Around 6,000 years ago, laboratory medicine began with the analysis of human urine as uroscopy, which later became termed urinalysis. The word "uroscopy" derives from two Greek words: "ouron," which means urine and "skopeoa," which means to 'behold, contemplate, examine, inspect'. Ancient physicians spoke of urine as a window to the body's inner workings and reflected different diseases. For instance, Hindu civilizations recognized a "sweetness" in certain people's urine, which attracted black ants. Hippocrates (460–355 BC) hypothesized that urine was a filtrate of the humors in the body, originating from the blood filtered through the kidneys. In Aphorisms, he described bubbles on the surface of fresh urine as a sign of long-term kidney disease and associated urinary sediment with fever. Galen used the phrase "diarrhea of the urine" to describe excessive urination. Theophilus Protospatharius, a seventh-century physician who wrote the first manuscript focused exclusively on urine called "De Urinis", determined heating urine would precipitate proteins, documenting proteinuria as a disease state. Ismail of Jurjani, an eleventh-century physician, acknowledged food and aging altered urine composition and was the first to propose 24 hours urine collection.

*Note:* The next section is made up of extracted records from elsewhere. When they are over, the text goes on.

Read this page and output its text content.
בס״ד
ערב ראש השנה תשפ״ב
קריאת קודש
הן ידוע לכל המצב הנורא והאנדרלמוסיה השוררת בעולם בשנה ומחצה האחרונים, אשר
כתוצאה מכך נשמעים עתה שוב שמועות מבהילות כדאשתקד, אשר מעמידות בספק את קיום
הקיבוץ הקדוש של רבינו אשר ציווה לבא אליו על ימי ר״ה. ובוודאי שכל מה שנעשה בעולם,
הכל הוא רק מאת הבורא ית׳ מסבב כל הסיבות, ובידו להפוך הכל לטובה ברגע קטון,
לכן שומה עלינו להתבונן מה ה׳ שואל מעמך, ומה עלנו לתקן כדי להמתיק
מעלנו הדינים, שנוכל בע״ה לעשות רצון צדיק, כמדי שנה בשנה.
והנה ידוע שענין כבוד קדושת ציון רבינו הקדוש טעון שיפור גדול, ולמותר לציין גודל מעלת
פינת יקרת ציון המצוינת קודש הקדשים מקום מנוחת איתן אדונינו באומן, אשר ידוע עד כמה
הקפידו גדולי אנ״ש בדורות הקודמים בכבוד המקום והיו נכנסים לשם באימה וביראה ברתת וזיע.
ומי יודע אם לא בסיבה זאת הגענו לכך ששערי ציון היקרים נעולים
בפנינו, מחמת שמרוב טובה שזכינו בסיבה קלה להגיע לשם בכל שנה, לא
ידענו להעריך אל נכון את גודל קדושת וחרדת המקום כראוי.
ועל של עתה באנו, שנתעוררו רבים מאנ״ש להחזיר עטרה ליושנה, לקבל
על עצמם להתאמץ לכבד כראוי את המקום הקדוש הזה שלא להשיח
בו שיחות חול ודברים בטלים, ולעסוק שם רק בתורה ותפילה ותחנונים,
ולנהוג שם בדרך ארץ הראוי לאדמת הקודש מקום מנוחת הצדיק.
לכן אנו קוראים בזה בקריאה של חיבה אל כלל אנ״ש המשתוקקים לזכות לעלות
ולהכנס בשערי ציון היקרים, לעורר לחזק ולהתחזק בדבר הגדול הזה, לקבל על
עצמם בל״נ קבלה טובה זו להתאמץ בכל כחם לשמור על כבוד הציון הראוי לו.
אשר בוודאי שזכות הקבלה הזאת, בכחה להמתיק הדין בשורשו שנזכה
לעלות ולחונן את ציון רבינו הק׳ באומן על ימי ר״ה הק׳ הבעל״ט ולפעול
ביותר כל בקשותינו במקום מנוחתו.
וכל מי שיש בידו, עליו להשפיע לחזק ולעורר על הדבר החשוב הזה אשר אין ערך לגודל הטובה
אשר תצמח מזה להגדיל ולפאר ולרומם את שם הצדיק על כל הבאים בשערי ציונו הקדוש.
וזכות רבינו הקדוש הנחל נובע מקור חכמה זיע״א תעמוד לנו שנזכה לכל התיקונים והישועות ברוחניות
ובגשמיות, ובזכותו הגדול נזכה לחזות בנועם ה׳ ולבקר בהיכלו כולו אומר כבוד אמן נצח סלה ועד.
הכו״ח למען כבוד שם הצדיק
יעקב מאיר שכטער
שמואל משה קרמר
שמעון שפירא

By the late 12th-century, a French scholar named Gilles de Corbeil taught and classified 20 different types of urine, recording differences in urine sediment and color. De Corbeil also introduced the "matula," a glass vessel in which a physician could assess color, consistency, and clarity. In 1630, Nicolas Fabricius de Peiresc, a French astronomer and naturalist, did the first microscopic description of urine crystals as "a heap of rhomboidal bricks." Posteriorly, in the early-mid 1800s, Richard Bright, an English physician, pioneered the field of kidney research leading him to be ultimately recognized as the "father of nephrology." These few examples illustrate how urinalysis was the first laboratory test developed in the history of medicine, how it has been persistently used for several thousand years, and how it continues to be a formidable and cost-effective tool to obtain crucial information for diagnostic purposes.